Insurance Regulatory Authority CEO Godfrey Kiptum. FILE PHOTO | NMG

The National Treasury says it will allow the Insurance Regulatory Authority (IRA) to shut down underwriters that have not complied with stricter capital requirements introduced in June 2020.

Treasury Cabinet Secretary Ukhur Yatani said it was time the insurance industry was consolidated to have fewer stronger players rather than the current situation where many underwriters lack sufficient capital but continue to operate.

This exposes clients to the risk of major losses, with the maximum guaranteed compensation standing at just Sh250,000.

Resolution Insurance collapsed recently while others like Madison Life Assurance Kenya Limited have reported capital shortfalls.

“I know IRA has been on my case a number of times to deal with certain companies that are not living to expectations but because of sometimes the economic climate particularly around Covid we had a number of challenges we said let us not aggravate already serious situation. But I think it is time for cracking the whip,” Mr Yatani said.

“We would rather have few companies but reputable ones rather than having all sorts of companies that are ailing and the faith in the industry disappears.”

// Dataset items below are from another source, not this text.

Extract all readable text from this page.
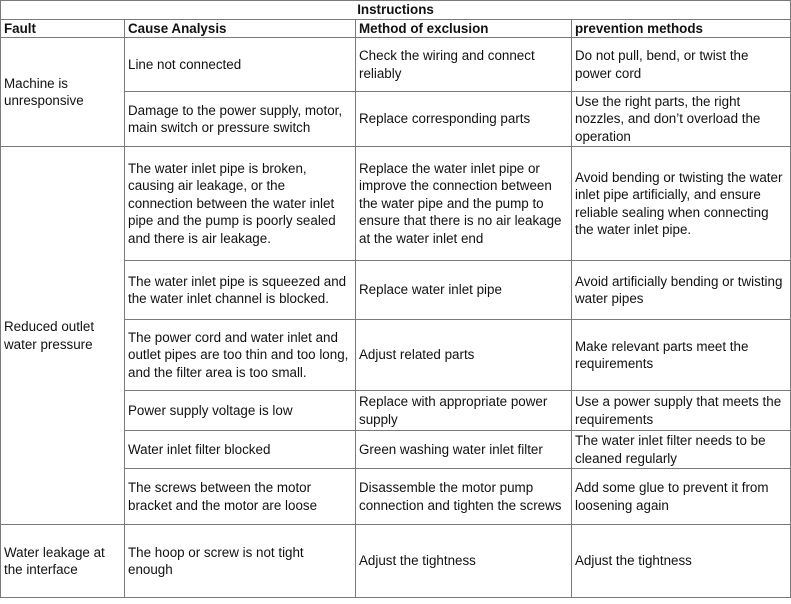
Instructions			
Fault	Cause Analysis	Method of exclusion	prevention methods
Machine is unresponsive	Line not connected	Check the wiring and connect reliably	Do not pull, bend, or twist the power cord
	Damage to the power supply, motor, main switch or pressure switch	Replace corresponding parts	Use the right parts, the right nozzles, and don’t overload the operation
Reduced outlet water pressure	The water inlet pipe is broken, causing air leakage, or the connection between the water inlet pipe and the pump is poorly sealed and there is air leakage.	Replace the water inlet pipe or improve the connection between the water pipe and the pump to ensure that there is no air leakage at the water inlet end	Avoid bending or twisting the water inlet pipe artificially, and ensure reliable sealing when connecting the water inlet pipe.
	The water inlet pipe is squeezed and the water inlet channel is blocked.	Replace water inlet pipe	Avoid artificially bending or twisting water pipes
	The power cord and water inlet and outlet pipes are too thin and too long, and the filter area is too small.	Adjust related parts	Make relevant parts meet the requirements
	Power supply voltage is low	Replace with appropriate power supply	Use a power supply that meets the requirements
	Water inlet filter blocked	Green washing water inlet filter	The water inlet filter needs to be cleaned regularly
	The screws between the motor bracket and the motor are loose	Disassemble the motor pump connection and tighten the screws	Add some glue to prevent it from loosening again
Water leakage at the interface	The hoop or screw is not tight enough	Adjust the tightness	Adjust the tightness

He made the remarks during the launch of the strategic plan of the Policyholders Compensation Fund (PCF) which compensates clients when insurers collapse.

Insurance firms were spared from making cash calls to increase their capital or risk closures for nearly two years since the June 2020 deadline for migrating to the new risk-based supervision regime.

The IRA had set new capital adequacy requirements requiring companies to meet 200 percent (previously 100 percent) of the minimum capital requirements by 2020 but enforcement was suspended.

When IRA last issued a review on compliance nearly 20, or a third of the 56 licensed insurance companies had failed to comply with capital requirements.

The minimum capital required for the general insurance business is Sh600 million while life and composite underwriters must put up Sh400 million and Sh1 billion respectively.

Some strong insurers have started the process of complying with the stricter capital requirements, providing more than 100 percent of the minimum levels as they seek to hit the 200 percent threshold.

The risk-based capital system is designed to ensure that underwriters can remain in business while meeting their obligations to policyholders and other stakeholders.